KathleenFebruary 24th, 2015 at 10:32 PM
I have read everything above and I’m disgusted at the advice you’ve received. There is a possibility that your female client is at the end of her rope, but why can’t your male client say, no, we entered into an agreement to spend our lives together. If he is cognitive disabilities he may no have found the words his life partner needs to hear, that is why people seek out professionals. The sheer fact that the wife didn’t just walk out on her husband and that’s she’s going to counseling, shows that she cares. Just because a person looks at Divorce doesn’t mean they have to. My complaint is that if you take the course of action to “help them split” you would be bias and your own goal in mind, then keeping the man as a patient? That sounds unprofessional to keep him as a client because he is grieving. Why can’t you let them bring to you what they need to and organically see what happens. As a counsellor you duty is not to seperated or bring them together, you suppose to listen to what comes up for them and if you need advice, call a mentor or colleague, airing your patients trusted communications with you is deplorable. If you need the Internet to do your job, may I suggest that you return to school!
NinaJune 10th, 2015 at 2:31 PM
Same boat here. My husband cheated on me 3 years ago with a woman and was in a year long relationship with her.
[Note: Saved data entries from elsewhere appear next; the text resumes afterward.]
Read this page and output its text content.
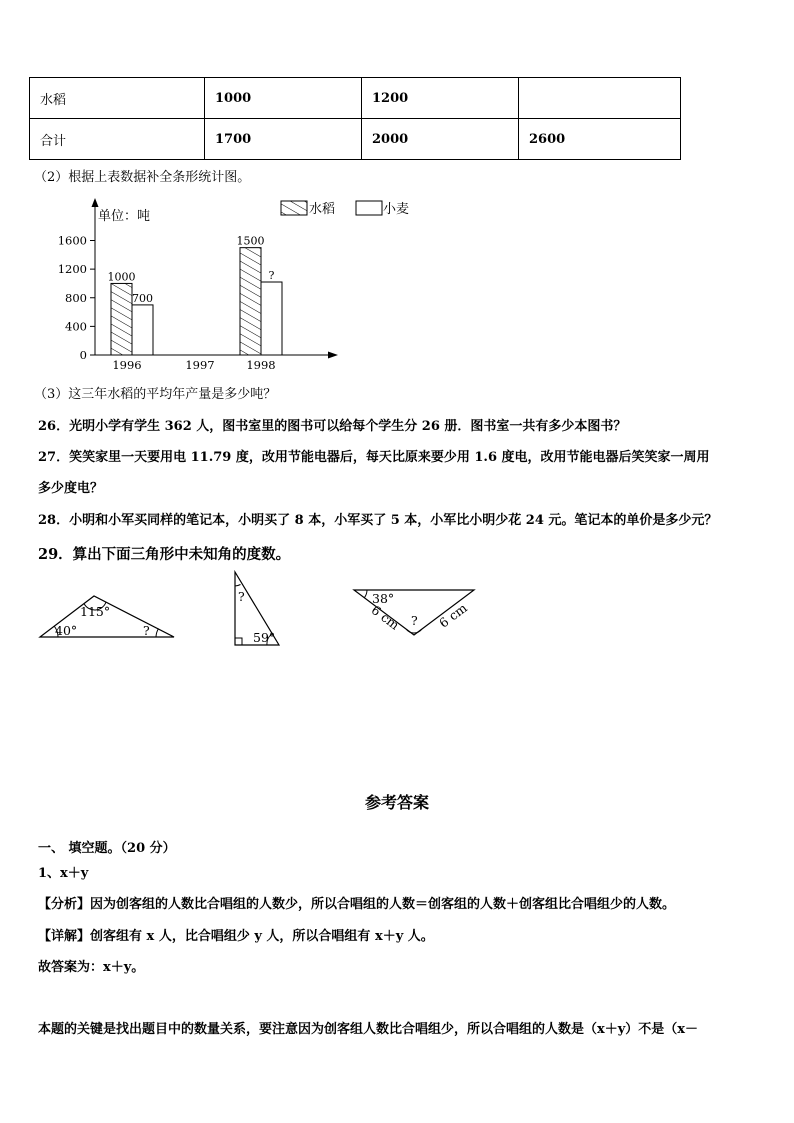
水稻	1000	1200	
合计	1700	2000	2600
（2）根据上表数据补全条形统计图。
单位：吨	水稻	小麦
0
400
800
1200
1600
1996
1000
700
1997	1998
1500
?
（3）这三年水稻的平均年产量是多少吨？
26．光明小学有学生 362 人，图书室里的图书可以给每个学生分 26 册．图书室一共有多少本图书？
27．笑笑家里一天要用电 11.79 度，改用节能电器后，每天比原来要少用 1.6 度电，改用节能电器后笑笑家一周用
多少度电？
28．小明和小军买同样的笔记本，小明买了 8 本，小军买了 5 本，小军比小明少花 24 元。笔记本的单价是多少元？
29．算出下面三角形中未知角的度数。
115°
40°	?
?
59°
38°
?
6 cm	6 cm
参考答案
一、 填空题。（20 分）
1、x＋y
【分析】因为创客组的人数比合唱组的人数少，所以合唱组的人数＝创客组的人数＋创客组比合唱组少的人数。
【详解】创客组有 x 人，比合唱组少 y 人，所以合唱组有 x＋y 人。
故答案为：x＋y。
本题的关键是找出题目中的数量关系，要注意因为创客组人数比合唱组少，所以合唱组的人数是（x＋y）不是（x－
I am now wanting to separate and my husband refuses to see the light. Everything is in my name so I can’t walk out without my credit being affected. He has never lived on his own or paid his own bills, I did everything! So he is holding on for convenience. He still tries to have sex all the time, talks about taking me out on dates, even though I stress several times a day that I am leaving when the lease is up. He hacked my emails and follows me all around the house. It’s downright pathetic!! I feel like I am suffocating and although he feels that he needs to give me this attention now, he’s way too late. We have children to complicate matters more, he now blames me for breaking up the family but not acknowledging his role in it. I don’t know how to get this through to Him That I Am done!